The steering committee in Yerevan promised to decide whether the national delegation will attend Eurovision 2012 by New Year. The holiday is over, but the answer has not been given yet. Goar Gasparyan in charge of the Armenian delegation for the contest states the country wants to take part and asks for security guarantees for all participants. These guarantees are very much to the point. Last autumn members of Azerbaijani organization for liberation of Nagorny Karabakh stoned a group of Armenian box fighters in Baku. The same story can be repeated for singers and fans. It was easy to protect Armenian catholicos Gareghin II on his tour around churches. But viewers heated by singers get emotional much too fast.
Azerbaijani deputy FM Araz Azimov, also personal representative of the president for settlement of the Karabakh conflict, made a public promise last year that the authorities would prevent any incidents during Eurovision 2012 confirming this with a letter to the European Broadcasting Union. Yet, Gasparyan believes that such assurances are not enough. Guarantees should be provided by the Union. Yon Ola Sand, executive producer of the Union, states the contest in Baku should be governed by general rules with Armenian artists and fans being able to come to Baku. As for all organization issues - it's Azerbaijan's headache.
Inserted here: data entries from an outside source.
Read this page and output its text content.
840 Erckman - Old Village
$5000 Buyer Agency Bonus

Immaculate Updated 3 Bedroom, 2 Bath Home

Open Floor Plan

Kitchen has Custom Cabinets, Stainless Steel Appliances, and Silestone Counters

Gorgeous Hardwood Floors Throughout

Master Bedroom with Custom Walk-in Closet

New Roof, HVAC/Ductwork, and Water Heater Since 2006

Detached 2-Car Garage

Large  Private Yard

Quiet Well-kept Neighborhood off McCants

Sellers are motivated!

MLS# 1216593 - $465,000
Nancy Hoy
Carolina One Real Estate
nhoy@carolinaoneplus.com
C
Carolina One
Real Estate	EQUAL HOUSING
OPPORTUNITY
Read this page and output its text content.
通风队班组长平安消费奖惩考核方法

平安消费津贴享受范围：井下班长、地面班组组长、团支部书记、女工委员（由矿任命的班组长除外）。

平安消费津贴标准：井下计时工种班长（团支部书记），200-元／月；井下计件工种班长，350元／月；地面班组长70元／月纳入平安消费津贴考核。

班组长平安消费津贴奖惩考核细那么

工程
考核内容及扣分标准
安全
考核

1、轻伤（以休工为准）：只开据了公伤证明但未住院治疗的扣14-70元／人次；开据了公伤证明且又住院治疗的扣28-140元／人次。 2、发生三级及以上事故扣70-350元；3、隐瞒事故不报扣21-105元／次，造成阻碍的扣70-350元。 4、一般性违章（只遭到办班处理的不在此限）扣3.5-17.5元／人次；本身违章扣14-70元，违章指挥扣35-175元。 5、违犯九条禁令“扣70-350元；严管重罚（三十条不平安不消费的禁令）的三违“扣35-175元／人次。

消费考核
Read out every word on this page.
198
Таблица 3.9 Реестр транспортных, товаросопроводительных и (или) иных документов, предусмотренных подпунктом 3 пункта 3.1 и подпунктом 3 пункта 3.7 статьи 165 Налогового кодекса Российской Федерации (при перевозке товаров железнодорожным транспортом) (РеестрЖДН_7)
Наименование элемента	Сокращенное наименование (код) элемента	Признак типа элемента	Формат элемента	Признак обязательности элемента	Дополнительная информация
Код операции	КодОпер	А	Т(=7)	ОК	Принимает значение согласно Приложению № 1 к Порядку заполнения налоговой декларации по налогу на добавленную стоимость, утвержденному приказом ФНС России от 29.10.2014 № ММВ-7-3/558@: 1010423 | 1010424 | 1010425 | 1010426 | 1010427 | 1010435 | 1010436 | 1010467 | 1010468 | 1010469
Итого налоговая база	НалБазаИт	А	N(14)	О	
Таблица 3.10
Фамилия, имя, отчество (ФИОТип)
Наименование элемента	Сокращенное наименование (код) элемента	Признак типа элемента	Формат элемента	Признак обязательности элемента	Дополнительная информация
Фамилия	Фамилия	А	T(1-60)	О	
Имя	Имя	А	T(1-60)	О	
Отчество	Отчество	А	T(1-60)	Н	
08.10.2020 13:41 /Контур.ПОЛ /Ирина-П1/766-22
The Armenian society is split between pros and cons. There is no hope to win in the capital of a hostile state after last year's flunk of Emmy, an Armenian singer who took part in Eurovision 2011 through good connections, so to say. It is equally unlikely to be received well in the country on a temporary armistice with Armenia. Yet, a refusal of Armenians would be interpreted as cowardice in front of the enemy.
A show in Baku is a serious trial, Sona Shahgeldyan, a singer who won New Wave 2010 contest, thinks. Yet she is making preparations to go there with the Armenian delegation since "strong people can overcome even the most difficult obstacles".